The book begins as Hana and her mother play a mealtime word game that involves naming yellow objects. As young readers turn pages, they will enjoy finding yellow bees, umbrellas, ducklings, canaries, and taxicabs. When Hana suggests a yellow horse, her mother emphatically responds: “A yellow horse? / That is very curious. / Sweety, you must be delirious. / A yellow horse does not exist. / In this idea you must not persist. / Hana, on that I do insist.”
As her mother continues naming yellow objects and denying the possibility of a yellow horse, Hana refuses to back down. In the end, she happily pulls a surprise for her mother from the bottom of her toy box.
Though often awkward, the writing style—especially the rhyme phrasing and the mother’s repeated challenges to Hana’s suggestions—is evocative of the Dr. Seuss books. However, the treatment of the text, set in all capital letters without serifs, may not have wide appeal. Somehow, though, the thoughtful design of each page makes it work.
The art is colorful, but it is evident that the drawings are the work of two different illustrators. And while the banter suggests that Hana is a preschooler, the illustrations depict a child who is almost as tall as her mother.
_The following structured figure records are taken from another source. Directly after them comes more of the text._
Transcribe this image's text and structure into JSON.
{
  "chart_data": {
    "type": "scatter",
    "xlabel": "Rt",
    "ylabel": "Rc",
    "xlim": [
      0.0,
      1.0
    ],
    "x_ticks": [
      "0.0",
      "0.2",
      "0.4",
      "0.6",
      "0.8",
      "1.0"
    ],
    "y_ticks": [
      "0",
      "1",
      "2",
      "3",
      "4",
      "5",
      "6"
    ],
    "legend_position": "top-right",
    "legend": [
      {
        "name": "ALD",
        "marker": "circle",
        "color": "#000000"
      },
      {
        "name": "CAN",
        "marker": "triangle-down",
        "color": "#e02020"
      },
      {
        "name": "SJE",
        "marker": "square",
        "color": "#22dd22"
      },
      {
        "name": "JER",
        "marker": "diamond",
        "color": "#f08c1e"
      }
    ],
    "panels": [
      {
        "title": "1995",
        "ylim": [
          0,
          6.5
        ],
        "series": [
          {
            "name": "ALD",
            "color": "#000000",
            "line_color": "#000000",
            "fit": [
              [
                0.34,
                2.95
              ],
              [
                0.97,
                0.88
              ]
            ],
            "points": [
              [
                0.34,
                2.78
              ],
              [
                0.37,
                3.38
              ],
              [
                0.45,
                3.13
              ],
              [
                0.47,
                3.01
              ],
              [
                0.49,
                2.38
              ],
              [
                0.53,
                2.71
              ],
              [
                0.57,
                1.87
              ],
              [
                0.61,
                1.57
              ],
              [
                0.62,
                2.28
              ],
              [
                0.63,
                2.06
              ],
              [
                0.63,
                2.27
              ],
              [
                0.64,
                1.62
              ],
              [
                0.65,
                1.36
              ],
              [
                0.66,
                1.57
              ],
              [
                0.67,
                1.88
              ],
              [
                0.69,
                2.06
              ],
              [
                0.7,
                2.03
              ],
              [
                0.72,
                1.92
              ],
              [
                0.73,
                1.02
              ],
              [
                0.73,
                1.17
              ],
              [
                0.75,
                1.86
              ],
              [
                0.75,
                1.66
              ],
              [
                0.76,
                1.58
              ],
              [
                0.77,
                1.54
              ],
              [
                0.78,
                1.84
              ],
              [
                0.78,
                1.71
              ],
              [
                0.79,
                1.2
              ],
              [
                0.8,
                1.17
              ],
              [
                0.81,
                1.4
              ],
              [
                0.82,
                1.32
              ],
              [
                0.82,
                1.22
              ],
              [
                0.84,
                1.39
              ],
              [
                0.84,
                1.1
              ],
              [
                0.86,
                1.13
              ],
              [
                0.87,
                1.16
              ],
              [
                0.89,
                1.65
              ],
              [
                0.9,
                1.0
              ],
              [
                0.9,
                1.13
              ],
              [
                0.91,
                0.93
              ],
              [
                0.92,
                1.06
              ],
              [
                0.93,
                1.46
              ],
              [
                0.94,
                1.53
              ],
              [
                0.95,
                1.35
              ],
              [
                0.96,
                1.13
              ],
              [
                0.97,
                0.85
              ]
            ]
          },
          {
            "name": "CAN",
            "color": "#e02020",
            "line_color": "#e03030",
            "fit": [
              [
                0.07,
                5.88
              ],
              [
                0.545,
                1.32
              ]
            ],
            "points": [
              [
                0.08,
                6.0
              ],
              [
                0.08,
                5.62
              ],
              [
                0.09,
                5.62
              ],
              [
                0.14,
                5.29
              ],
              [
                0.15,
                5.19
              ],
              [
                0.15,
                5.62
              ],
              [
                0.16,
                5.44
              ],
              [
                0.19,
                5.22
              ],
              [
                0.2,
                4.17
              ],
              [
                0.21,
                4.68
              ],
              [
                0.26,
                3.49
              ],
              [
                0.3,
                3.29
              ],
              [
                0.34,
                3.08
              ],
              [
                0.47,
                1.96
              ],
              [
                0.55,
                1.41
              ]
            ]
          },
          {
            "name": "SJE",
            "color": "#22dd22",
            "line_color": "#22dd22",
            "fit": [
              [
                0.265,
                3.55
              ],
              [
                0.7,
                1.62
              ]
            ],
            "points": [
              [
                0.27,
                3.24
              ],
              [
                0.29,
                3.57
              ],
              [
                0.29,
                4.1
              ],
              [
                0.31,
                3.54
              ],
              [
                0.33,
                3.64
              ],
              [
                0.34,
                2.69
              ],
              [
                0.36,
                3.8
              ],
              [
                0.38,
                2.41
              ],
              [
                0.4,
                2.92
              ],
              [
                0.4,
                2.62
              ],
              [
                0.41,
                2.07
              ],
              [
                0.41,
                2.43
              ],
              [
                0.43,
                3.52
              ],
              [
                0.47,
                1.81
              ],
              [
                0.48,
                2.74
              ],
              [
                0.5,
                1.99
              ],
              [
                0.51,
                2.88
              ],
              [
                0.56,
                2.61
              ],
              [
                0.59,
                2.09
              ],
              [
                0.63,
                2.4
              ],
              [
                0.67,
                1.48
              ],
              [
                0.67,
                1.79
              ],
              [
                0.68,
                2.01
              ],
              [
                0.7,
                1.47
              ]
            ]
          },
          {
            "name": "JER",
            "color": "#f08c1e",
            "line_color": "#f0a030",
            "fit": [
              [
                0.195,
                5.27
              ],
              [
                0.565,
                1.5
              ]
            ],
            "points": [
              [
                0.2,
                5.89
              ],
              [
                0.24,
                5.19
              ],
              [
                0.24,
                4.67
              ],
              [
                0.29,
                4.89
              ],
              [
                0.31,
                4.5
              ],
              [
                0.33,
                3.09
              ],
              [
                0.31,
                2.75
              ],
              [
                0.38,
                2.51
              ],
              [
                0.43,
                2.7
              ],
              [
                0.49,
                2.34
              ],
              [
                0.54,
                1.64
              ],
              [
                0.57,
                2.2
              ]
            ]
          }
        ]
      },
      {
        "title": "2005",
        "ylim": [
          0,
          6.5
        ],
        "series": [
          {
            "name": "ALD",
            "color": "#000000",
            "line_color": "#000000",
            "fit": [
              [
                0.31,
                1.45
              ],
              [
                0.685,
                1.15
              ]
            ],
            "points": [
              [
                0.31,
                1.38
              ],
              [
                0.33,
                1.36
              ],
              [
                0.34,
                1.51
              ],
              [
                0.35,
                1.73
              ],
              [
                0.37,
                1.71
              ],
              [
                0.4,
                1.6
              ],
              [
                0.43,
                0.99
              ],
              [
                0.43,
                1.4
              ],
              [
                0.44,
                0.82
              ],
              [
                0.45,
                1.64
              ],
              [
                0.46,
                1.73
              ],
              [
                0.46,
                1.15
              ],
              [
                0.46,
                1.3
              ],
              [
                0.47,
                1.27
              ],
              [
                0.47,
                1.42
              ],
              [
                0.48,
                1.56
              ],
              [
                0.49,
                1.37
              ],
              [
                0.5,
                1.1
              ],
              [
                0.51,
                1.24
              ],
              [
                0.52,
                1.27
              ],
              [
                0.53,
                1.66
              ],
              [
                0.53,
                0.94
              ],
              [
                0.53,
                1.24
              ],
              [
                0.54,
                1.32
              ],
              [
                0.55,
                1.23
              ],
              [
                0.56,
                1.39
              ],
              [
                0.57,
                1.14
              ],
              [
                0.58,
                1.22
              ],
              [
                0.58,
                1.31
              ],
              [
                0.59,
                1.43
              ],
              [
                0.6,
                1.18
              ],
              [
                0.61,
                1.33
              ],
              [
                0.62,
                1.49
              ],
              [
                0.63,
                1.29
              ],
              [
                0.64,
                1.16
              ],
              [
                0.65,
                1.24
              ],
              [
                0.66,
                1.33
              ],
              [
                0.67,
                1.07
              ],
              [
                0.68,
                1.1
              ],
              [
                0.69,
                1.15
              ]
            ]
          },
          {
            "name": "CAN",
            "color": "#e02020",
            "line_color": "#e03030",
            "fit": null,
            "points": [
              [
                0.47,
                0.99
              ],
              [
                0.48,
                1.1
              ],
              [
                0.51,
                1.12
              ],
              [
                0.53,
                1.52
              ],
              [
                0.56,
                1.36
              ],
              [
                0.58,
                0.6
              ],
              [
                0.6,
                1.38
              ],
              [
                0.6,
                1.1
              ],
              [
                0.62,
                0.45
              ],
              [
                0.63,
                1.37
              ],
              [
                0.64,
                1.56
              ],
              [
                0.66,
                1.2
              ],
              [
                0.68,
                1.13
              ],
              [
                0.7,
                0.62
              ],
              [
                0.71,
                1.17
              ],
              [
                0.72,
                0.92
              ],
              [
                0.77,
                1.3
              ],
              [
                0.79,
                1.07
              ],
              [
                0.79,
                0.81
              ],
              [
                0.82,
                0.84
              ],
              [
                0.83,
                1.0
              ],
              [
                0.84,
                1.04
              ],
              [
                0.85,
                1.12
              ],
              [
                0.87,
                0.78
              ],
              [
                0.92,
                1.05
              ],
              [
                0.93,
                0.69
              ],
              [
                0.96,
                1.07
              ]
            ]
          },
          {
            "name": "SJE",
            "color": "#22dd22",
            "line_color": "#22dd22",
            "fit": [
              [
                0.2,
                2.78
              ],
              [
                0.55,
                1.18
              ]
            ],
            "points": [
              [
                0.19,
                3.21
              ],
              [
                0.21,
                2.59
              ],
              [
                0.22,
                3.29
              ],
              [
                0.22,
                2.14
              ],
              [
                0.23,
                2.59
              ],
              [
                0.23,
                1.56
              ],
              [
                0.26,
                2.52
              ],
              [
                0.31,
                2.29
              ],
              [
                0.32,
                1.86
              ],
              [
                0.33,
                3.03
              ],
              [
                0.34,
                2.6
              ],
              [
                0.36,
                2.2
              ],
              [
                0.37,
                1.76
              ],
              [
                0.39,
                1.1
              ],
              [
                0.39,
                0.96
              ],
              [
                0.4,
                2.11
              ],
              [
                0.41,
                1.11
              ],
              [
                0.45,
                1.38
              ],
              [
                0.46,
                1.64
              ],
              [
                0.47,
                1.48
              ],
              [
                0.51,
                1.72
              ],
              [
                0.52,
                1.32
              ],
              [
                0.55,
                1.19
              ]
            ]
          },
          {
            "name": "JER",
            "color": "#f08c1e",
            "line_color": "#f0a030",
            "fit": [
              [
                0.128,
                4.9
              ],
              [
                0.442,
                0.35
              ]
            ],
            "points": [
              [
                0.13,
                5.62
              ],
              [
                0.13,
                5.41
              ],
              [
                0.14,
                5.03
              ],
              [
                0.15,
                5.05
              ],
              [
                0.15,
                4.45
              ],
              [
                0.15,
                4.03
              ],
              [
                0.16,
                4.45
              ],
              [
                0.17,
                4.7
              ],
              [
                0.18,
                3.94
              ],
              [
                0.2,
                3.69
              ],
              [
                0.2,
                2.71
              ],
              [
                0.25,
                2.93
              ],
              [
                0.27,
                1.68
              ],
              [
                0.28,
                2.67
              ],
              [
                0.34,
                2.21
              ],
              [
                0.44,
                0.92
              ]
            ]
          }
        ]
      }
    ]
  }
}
Morris got her start writing children’s books from the stories and games she shared with her grandchildren. The word game in No Yellow Horse, If You Please is one that all families can play. And even with its drawbacks, this story reminds us that much in life—even a toy box—holds the unexpected.
Disclosure: This article is not an endorsement, but a review. The author of this book provided free copies of the book and paid a small fee to have their book reviewed by a professional reviewer. Foreword Reviews and Clarion Reviews make no guarantee that the author will receive a positive review. Foreword Magazine, Inc. is disclosing this in accordance with the Federal Trade Commission’s 16 CFR, Part 255.